It was eerily quiet when grand marshal Jean Telljohann ’81 and Daniel Lopresti *87 first walked the P-rade route on the Saturday of Reunions. At 7:30 a.m., with the sun gently peeking through the clouds, they were among a small group doing a walk-through to assess route markers and signposts. “It was lovely, deserted, and very peaceful,” recalls Lopresti, who was rehearsing for his new role as grand marshal, an honor he assumes next year — the first graduate alum to be named to the job.
By mid-afternoon, the route was packed with a blinding array of orange-and-black everything, as about 25,000 alumni and guests bearing pompoms, silly hats, witty signs, and offspring atop their shoulders transformed the route into a celebration of all things Princeton. Longtime friends embraced, spouses smiled indulgently, dogs toddled along, and children napped as the sun poured down, with temperatures hitting an uncomfortable, humid 88 degrees.
The P-rade was the centerpiece of a packed Reunions weekend, held May 28–31. Some reuners woke up early for the fifth annual Reunions Run and alumni-faculty forums on topics such as the endemic dysfunction of the federal government and the progress of Asian American studies at Princeton. Others stayed up late for the midnight Nassoons arch sing and the Questlove concert at the 25th Reunions tent.

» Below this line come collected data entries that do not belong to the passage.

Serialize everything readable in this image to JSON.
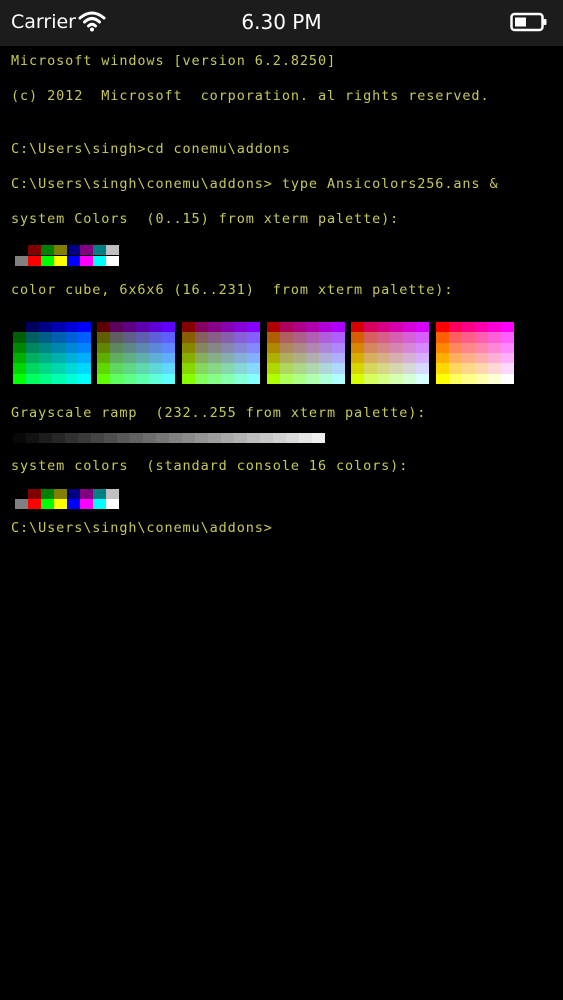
{
  "status_bar": {
    "carrier": "Carrier",
    "time": "6.30 PM",
    "icons": [
      "wifi-icon",
      "battery-icon"
    ]
  },
  "terminal": {
    "text_color": "#c8c85a",
    "lines": {
      "l1": "Microsoft windows [version 6.2.8250]",
      "l2": "(c) 2012  Microsoft  corporation. al rights reserved.",
      "l3": "C:\\Users\\singh>cd conemu\\addons",
      "l4": "C:\\Users\\singh\\conemu\\addons> type Ansicolors256.ans &",
      "l5": "system Colors  (0..15) from xterm palette):",
      "l6": "color cube, 6x6x6 (16..231)  from xterm palette):",
      "l7": "Grayscale ramp  (232..255 from xterm palette):",
      "l8": "system colors  (standard console 16 colors):",
      "l9": "C:\\Users\\singh\\conemu\\addons>"
    },
    "system_colors_dark": [
      "#000000",
      "#800000",
      "#008000",
      "#808000",
      "#000080",
      "#800080",
      "#008080",
      "#c0c0c0"
    ],
    "system_colors_bright": [
      "#808080",
      "#ff0000",
      "#00ff00",
      "#ffff00",
      "#0000ff",
      "#ff00ff",
      "#00ffff",
      "#ffffff"
    ],
    "cube_levels": [
      0,
      95,
      135,
      175,
      215,
      255
    ],
    "gray_ramp_start": 8,
    "gray_ramp_step": 10,
    "gray_ramp_count": 24
  }
}
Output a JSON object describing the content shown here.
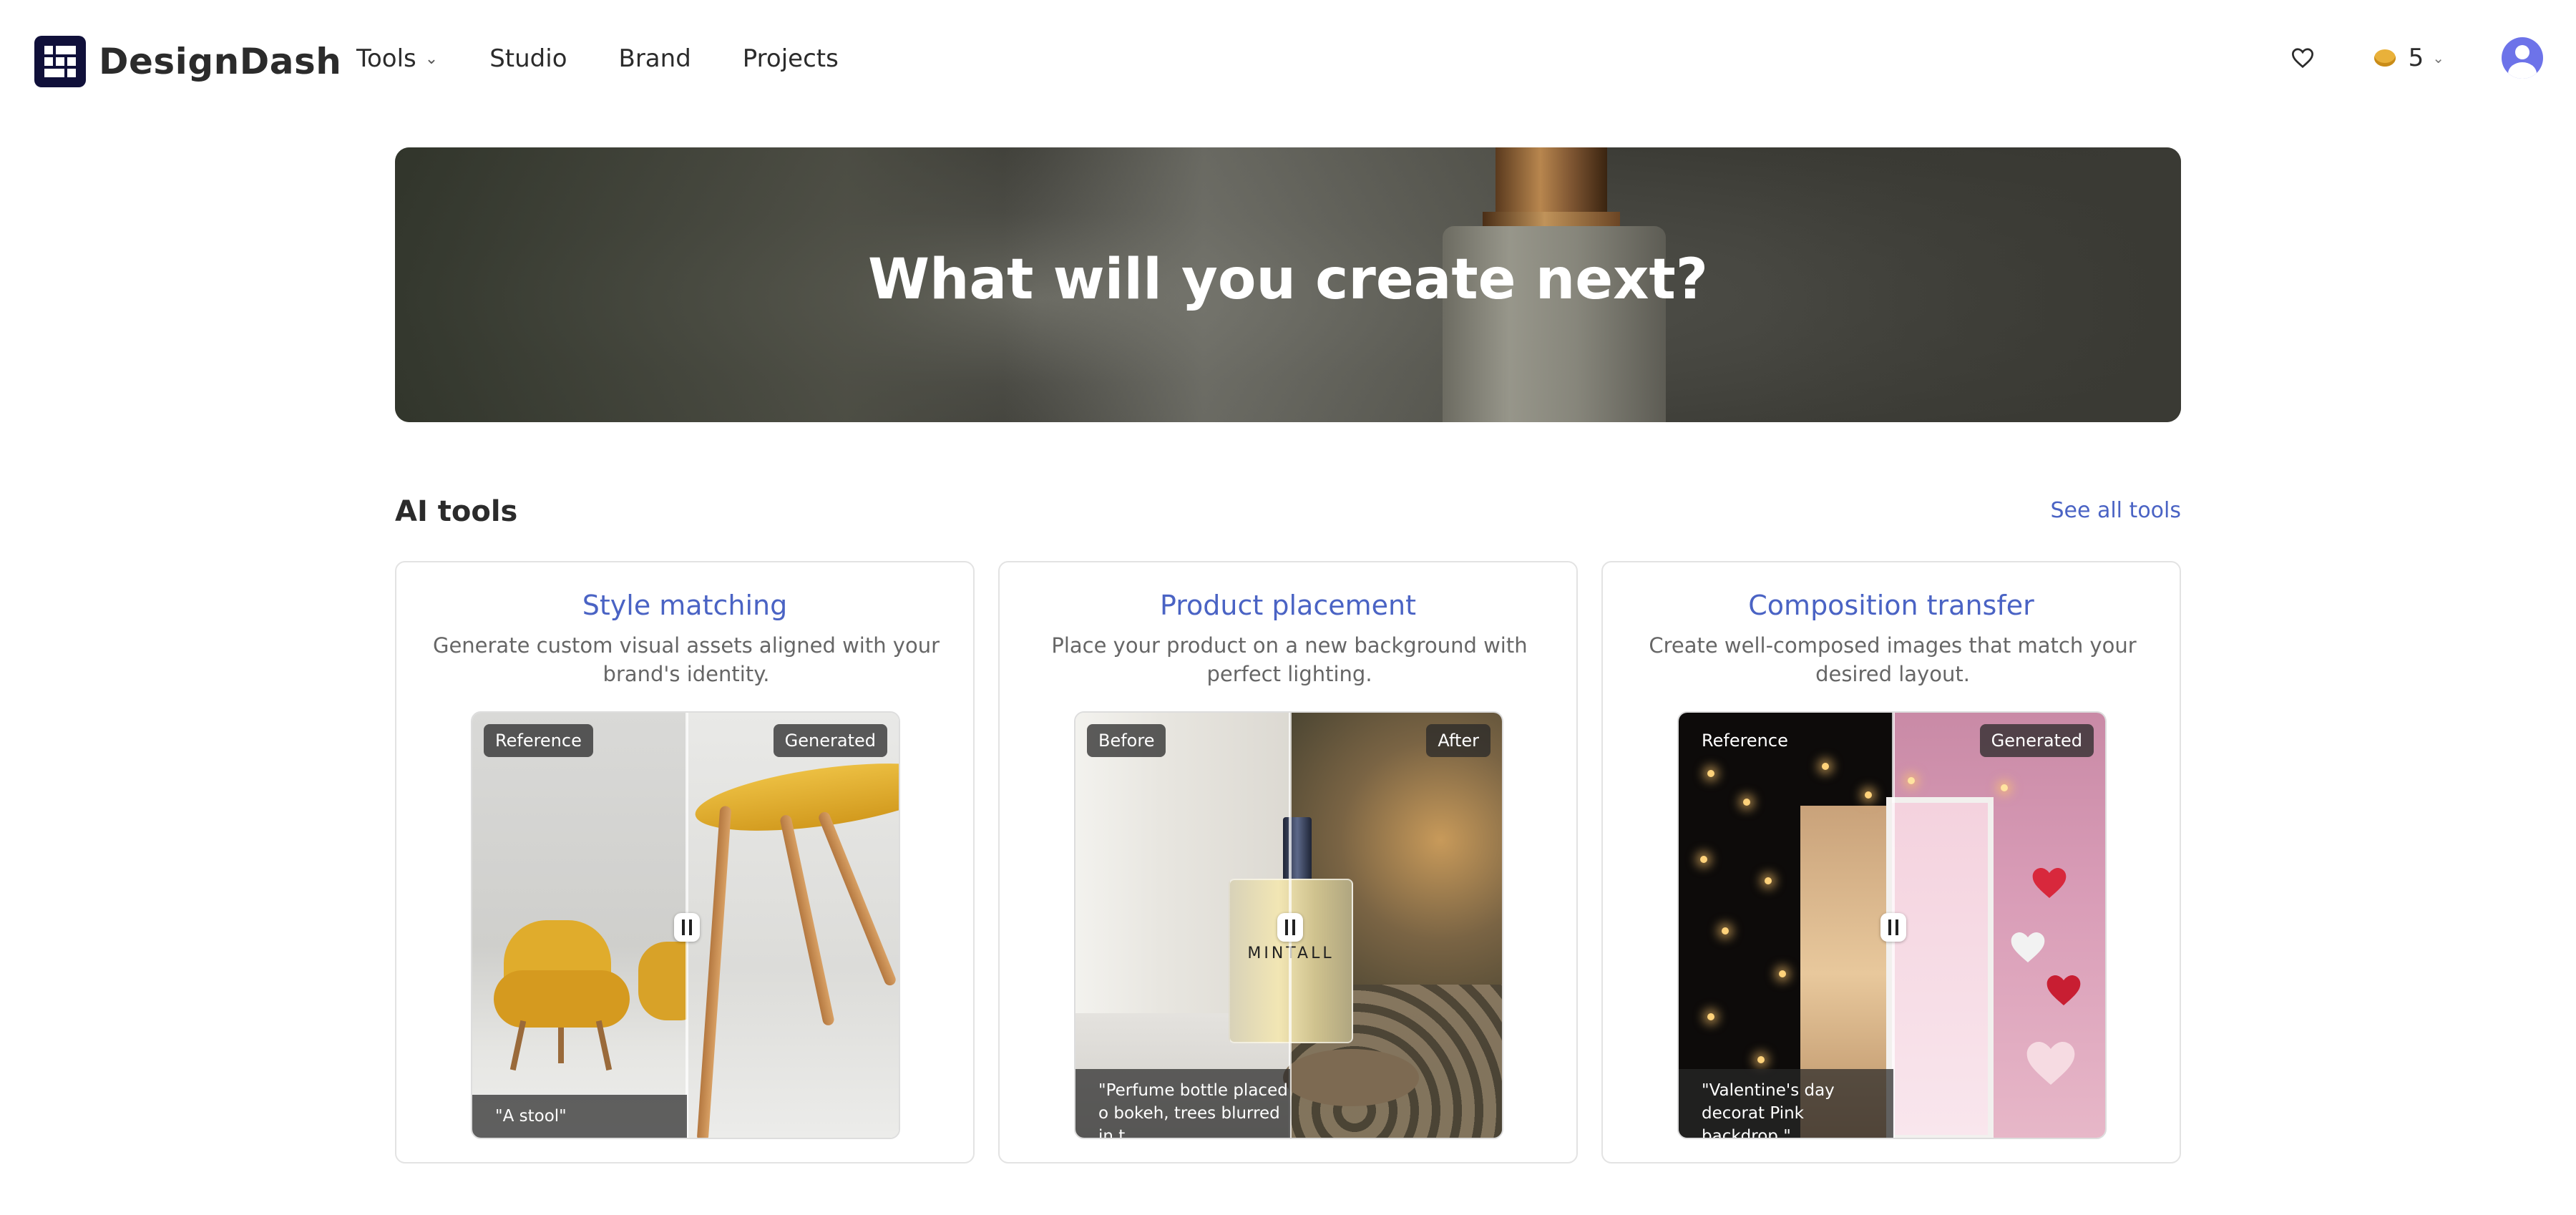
{
  "brand": {
    "name": "DesignDash"
  },
  "nav": {
    "tools": "Tools",
    "studio": "Studio",
    "brand": "Brand",
    "projects": "Projects"
  },
  "header": {
    "credits": "5"
  },
  "hero": {
    "title": "What will you create next?"
  },
  "section": {
    "title": "AI tools",
    "see_all": "See all tools"
  },
  "cards": [
    {
      "title": "Style matching",
      "description": "Generate custom visual assets aligned with your brand's identity.",
      "left_tag": "Reference",
      "right_tag": "Generated",
      "caption": "\"A stool\""
    },
    {
      "title": "Product placement",
      "description": "Place your product on a new background with perfect lighting.",
      "left_tag": "Before",
      "right_tag": "After",
      "caption": "\"Perfume bottle placed o bokeh, trees blurred in t",
      "product_label": "MINTALL"
    },
    {
      "title": "Composition transfer",
      "description": "Create well-composed images that match your desired layout.",
      "left_tag": "Reference",
      "right_tag": "Generated",
      "caption": "\"Valentine's day decorat Pink backdrop.\""
    }
  ],
  "colors": {
    "accent": "#4a63c4",
    "avatar": "#6d73e9",
    "coin": "#e9b13a",
    "logo": "#10103a"
  }
}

Princeton alumni are famously dedicated to their University: Amanda Coston ’13 flew in from Seattle for her off-year reunion and stayed at a hotel in East Brunswick, more than a half-hour drive from campus. “You can’t miss this!” she said. That passionate attachment to Princeton often breeds lifelong bonds of another sort — a couple held a sign that read, “Dan ’13 plus Yi ’11 #engagedatreunions May 29, 2015.”
Other signs demonstrated that, even on a day of fun and friendship, some Princetonians had social justice on their minds. Several P-rade marchers wore T-shirts with the words “Black lives matter.” Many who graduated in the ’70s and early ’80s carried signs that recalled their campus protests against South African apartheid. Another marcher’s sign stated, “Princeton Tenured Faculty: 83 percent white, 75 percent male.”
Women were not officially invited to participate in the P-rade until 1969, when the University began admitting women as undergraduates. This year, eight women who, in 1970, were among the University’s first nine undergraduate alumnae returned to march together in the P-rade. The sight of them drew loud cheers and applause; parents pointed them out to their children. Their presence was a celebration of the way Princeton embraces traditions, and how it remakes them.